HumanEval Pro and MBPP Pro: Evaluating Large Language Models on Self-invoking Code Generation

Abstract: We introduce self-invoking code generation, a new task designed to evaluate the progressive reasoning and problem-solving capabilities of LLMs. In this task, models are presented with a base problem and a related, more complex problem. They must solve the base problem and then utilize its solution to address the more complex one. This work features three key contributions. First, we propose a general recipe for generating more challenging versions of existing benchmarks, resulting in three new benchmarks: HumanEval Pro, MBPP Pro, and BigCodeBench-Lite Pro, specifically designed to assess LLMs on self-invoking code generation. Second, from the analysis of experimental results over twenty LLMs on our benchmarks, we have two important observations: (i) Most LLMs excel in traditional code generation benchmarks like HumanEval and MBPP, but their performance declines on self-invoking tasks. For example, o1-mini achieves 96.2% pass@1 on HumanEval but only 76.2% on HumanEval Pro. (ii) On self-invoking code generation task, the instruction-tuned models demonstrate only marginal improvements compared to the base models. Third, we disclose the types of failure modes that exist in our evaluation results. All these results underscore the need for further advancements in self-invoking code generation tasks and provide a new direction for future research on enhancing LLMs' code reasoning capabilities.

• The paper introduces novel benchmarks to assess LLMs on self-invoking code tasks, expanding traditional evaluation methods.
• It demonstrates significant performance drops, with models like o1-mini falling from 96.2% to 76.2% pass rates on self-invoked tasks.
• The study identifies key failure modes and suggests future research directions to enhance recursive reasoning and multi-step coding performance.

Evaluating LLMs on Self-Invoking Code Generation

The paper "HumanEval Pro and MBPP Pro: Evaluating LLMs on Self-invoking Code Generation" explores a novel dimension in the evaluation of LLMs: their ability to engage in self-invoking code generation. The authors introduce self-invoking code generation as a task to assess the progressive reasoning and problem-solving capabilities of LLMs, highlighting the intricacies involved in such processes compared to traditional code generation tasks.

Summary of Contributions

The paper contributes to the field through three main avenues:

1. Introduction of New Benchmarks: The researchers propose benchmarks—HumanEval Pro, MBPP Pro, and BigCodeBench-Lite Pro—that build upon existing datasets by introducing more complex, self-invoking tasks. These benchmarks are carefully curated to rigorously test LLMs' abilities to invoke previously generated functions to solve related, more intricate problems.
2. Analysis of LLM Performance: Experimental evaluation is conducted on a comprehensive set of over 20 LLMs, revealing a notable discrepancy in performance between traditional code generation tasks and self-invoking tasks. The study underscores the underperformance of models such as o1-mini, which exhibits a stark drop from 96.2% pass rate on HumanEval to 76.2% on HumanEval Pro, demonstrating the challenge of self-invocation.
3. Identification of Failure Modes: The research identifies distinct failure modes within LLM outputs on these benchmarks, such as assertion errors and undefined references, which frequently hinder successful task completion. The paper suggests that instruction-tuned models offer only marginal improvements over base models, particularly in self-invoking contexts, highlighting a gap for further research.

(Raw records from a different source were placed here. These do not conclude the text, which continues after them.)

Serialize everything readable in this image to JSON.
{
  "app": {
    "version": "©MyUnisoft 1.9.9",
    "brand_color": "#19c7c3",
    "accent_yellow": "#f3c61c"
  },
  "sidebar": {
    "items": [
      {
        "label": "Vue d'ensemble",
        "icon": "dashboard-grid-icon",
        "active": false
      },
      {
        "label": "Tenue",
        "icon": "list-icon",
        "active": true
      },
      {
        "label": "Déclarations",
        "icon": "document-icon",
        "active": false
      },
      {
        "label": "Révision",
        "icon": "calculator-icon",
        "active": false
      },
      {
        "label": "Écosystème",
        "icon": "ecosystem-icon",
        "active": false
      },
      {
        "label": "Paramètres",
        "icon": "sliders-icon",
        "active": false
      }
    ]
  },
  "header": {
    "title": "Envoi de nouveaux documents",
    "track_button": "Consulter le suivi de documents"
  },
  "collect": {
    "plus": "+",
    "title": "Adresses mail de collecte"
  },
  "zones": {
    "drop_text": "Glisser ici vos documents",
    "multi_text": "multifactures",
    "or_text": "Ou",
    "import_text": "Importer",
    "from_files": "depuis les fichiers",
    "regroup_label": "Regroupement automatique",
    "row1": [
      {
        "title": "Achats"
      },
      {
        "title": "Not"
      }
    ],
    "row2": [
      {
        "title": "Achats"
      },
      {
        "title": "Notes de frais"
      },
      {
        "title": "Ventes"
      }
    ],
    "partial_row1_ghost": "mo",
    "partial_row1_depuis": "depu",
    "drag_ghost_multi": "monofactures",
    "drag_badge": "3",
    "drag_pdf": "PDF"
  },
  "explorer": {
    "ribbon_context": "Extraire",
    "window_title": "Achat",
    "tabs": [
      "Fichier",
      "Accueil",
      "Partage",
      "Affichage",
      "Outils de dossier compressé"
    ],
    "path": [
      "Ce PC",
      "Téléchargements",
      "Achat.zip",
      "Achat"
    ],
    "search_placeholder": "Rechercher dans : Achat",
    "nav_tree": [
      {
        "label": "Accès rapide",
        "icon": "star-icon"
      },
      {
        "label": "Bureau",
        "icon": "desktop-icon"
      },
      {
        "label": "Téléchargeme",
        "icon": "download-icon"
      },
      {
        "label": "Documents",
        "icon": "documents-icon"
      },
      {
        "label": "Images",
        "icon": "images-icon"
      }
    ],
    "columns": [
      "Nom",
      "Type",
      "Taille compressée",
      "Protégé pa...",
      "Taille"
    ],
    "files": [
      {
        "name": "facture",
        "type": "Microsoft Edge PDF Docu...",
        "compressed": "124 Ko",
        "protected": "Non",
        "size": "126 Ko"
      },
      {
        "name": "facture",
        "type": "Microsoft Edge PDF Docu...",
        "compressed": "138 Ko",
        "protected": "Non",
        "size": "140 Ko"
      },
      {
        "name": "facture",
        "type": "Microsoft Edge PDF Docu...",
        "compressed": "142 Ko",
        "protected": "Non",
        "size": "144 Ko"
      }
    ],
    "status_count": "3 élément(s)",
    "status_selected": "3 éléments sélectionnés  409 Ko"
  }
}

Implications for Future Research

This study opens avenues for advancing LLM design and training methodologies. By pinpointing the gap in handling self-invoking code generation, the paper highlights the need for models that are better equipped at autonomously managing context and applying learned solutions to novel problem spaces. This suggests future work could focus on improving the reasoning capabilities intrinsic to LLMs, perhaps through enhanced training regimens or architectural modifications geared specifically towards recursion and multi-step reasoning.

Additionally, the promising but limited gains from instruction-tuned models suggest that alternative approaches might be necessary to achieve substantial improvements in self-invoking tasks. Techniques such as iterative learning with dynamic memory, self-reflection, or leveraging more sophisticated error correction mechanisms could be potential research directions.

Practical Applications

From a practical standpoint, advancements in solving self-invoking tasks could lead to more robust automated software engineering tools, significantly enhancing developers' efficiency by enabling better function synthesis and optimization in complex project environments. Such models could transition from simple auto-completions to sophisticated collaborative coding partners that understand and integrate within the broader coding context. This transition could profoundly impact the workflow in large-scale software development settings, contributing to more efficient, error-resistant code creation and maintenance.

Conclusion

The findings of this paper represent a significant step towards a more nuanced understanding of LLM code generation capabilities, revealing fundamental limitations in current models' reasoning abilities. By focusing on self-invoking tasks, this research highlights critical areas requiring innovation, ensuring that future models are more adept and versatile in handling complexities akin to those encountered in real-world applications.